CMS VRDC (Virtual Research Data Center) new platform is based on Databricks. I understand it has a database layer (called Delta). In order to run SQL, I think the flavor to use is Spark.
See links below (optional)


I have questions to the community:

Did you have to deal with Spark SQL flavor at your site (in relationship to OMOP CDM shaped data)?

Did you try to add Spark support to SqlRender (and with what results)? (how different is that flavor and can it be ever supported?)

(Ajit Londhe) #2

Hi @Vojtech_Huser,

This is the platform we use. I’ve created a fork of both DatabaseConnector and SqlRender, and it’s mostly good, but needs some more validation.

A few items to note:

  1. I use delta tables for all tables, so that all standard update/delete operations are allowed (standard tables do not allow this)
  2. There is an attempt at MPP bulk loading for insertTable(), using the python library and DBFS
  3. Temp tables aren’t supported, so I’m using the oracleTempSchema cadence to point to an actual schema where permanent tables that are then dropped are kept

I’m trying to clean this work up for a PR into the master branches by end of December.

(Acoltri) #3

Hello Ajit - I am very interested in your progress. We are currently split - using Databricks/Spark for a main datalake, but moving data to a MSSQL based server to take advantage of all the OHDSI tools.

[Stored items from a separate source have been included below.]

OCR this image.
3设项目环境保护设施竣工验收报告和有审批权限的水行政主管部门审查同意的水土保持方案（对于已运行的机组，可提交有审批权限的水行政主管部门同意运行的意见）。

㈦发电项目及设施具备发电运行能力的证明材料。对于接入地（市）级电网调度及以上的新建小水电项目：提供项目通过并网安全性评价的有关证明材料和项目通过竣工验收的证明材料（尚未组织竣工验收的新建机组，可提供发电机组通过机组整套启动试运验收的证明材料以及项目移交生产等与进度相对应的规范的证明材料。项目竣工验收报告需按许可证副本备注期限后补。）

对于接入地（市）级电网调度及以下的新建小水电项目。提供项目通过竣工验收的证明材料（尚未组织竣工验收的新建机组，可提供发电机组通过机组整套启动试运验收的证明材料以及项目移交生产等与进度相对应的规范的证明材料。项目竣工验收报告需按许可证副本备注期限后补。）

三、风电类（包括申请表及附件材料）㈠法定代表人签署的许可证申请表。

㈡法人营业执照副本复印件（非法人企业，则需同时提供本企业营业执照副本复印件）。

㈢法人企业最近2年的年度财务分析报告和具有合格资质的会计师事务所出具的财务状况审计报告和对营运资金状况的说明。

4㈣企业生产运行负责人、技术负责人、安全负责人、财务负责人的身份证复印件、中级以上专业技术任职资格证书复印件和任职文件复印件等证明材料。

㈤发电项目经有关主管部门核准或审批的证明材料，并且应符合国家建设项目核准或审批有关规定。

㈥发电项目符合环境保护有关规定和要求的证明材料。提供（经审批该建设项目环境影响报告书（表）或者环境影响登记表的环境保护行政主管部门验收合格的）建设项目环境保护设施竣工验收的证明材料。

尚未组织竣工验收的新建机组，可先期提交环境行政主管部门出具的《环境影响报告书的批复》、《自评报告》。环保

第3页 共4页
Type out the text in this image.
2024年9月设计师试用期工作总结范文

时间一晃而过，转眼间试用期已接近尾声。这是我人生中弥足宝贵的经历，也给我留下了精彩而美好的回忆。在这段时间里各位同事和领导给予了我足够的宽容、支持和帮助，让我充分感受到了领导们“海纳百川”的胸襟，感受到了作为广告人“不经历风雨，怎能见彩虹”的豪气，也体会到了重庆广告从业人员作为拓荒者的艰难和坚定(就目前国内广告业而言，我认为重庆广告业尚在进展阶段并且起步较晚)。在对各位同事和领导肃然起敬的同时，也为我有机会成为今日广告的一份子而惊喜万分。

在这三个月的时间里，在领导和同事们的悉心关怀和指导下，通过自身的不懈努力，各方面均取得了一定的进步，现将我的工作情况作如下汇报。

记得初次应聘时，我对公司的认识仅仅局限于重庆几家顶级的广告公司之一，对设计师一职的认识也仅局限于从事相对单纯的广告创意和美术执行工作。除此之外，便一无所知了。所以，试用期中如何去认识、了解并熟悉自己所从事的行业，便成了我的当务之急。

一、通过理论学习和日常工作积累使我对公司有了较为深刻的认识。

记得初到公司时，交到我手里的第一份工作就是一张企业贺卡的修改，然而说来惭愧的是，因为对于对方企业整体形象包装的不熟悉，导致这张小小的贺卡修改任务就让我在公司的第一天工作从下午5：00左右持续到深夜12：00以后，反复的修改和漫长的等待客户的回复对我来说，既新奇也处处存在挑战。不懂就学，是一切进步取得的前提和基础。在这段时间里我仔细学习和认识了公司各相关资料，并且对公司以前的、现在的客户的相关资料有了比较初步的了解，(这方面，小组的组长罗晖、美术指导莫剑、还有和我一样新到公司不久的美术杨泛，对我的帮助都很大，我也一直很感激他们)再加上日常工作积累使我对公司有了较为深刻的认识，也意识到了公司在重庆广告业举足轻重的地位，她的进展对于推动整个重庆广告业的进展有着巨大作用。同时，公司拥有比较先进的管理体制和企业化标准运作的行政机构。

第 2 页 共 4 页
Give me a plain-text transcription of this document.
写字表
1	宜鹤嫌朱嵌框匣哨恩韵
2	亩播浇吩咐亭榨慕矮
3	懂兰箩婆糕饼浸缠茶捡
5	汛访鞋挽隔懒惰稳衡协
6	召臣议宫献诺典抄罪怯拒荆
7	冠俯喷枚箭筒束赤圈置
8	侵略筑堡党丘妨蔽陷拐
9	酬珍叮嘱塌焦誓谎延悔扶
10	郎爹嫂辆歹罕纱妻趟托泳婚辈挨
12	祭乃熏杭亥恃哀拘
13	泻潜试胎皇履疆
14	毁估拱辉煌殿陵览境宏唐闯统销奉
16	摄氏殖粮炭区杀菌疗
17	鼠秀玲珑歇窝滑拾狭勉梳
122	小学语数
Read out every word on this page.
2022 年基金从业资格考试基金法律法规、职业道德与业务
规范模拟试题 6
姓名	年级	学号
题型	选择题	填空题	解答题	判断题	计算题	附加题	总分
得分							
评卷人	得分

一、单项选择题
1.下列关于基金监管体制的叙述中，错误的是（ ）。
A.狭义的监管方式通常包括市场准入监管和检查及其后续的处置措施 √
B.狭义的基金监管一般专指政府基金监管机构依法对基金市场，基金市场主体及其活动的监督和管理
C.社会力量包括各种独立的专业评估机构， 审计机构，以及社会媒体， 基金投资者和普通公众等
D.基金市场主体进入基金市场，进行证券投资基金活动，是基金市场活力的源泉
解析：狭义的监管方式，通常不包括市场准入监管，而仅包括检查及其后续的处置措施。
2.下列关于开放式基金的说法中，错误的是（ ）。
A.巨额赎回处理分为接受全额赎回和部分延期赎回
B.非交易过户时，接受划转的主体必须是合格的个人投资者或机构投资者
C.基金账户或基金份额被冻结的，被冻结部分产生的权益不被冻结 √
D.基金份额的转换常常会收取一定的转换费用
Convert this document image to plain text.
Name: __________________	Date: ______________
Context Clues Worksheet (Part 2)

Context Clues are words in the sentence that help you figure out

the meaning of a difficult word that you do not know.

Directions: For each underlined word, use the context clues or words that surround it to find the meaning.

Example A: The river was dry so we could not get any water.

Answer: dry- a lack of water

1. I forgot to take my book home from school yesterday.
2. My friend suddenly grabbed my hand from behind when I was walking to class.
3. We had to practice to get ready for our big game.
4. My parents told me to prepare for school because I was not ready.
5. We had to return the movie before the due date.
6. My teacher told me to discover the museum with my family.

Are you envisioning a complete Spark implementation - all the CDM tables, vocabularies, result tables etc. in Spark - but still with access to atlas and the DQD, and the R libraries?

Thank you, Alan Coltri

(Ajit Londhe) #4

I’m not a spark expert, so the work I’ve been doing is to just get all the OHDSI tools to work with Databricks by ensuring SqlRender has all the translation patterns needed to go from OHDSql (SQL Server) syntax to Spark SQL (with a few Databricks-specific items).

There are spark-based approaches that could be more performant, but I’m more interested in having all of the OHDSI tools working for my organization than the performance.

Currently, I have Achilles, DQD, and Atlas working against Databricks. I haven’t tried the statistical packages like CohortMethod yet.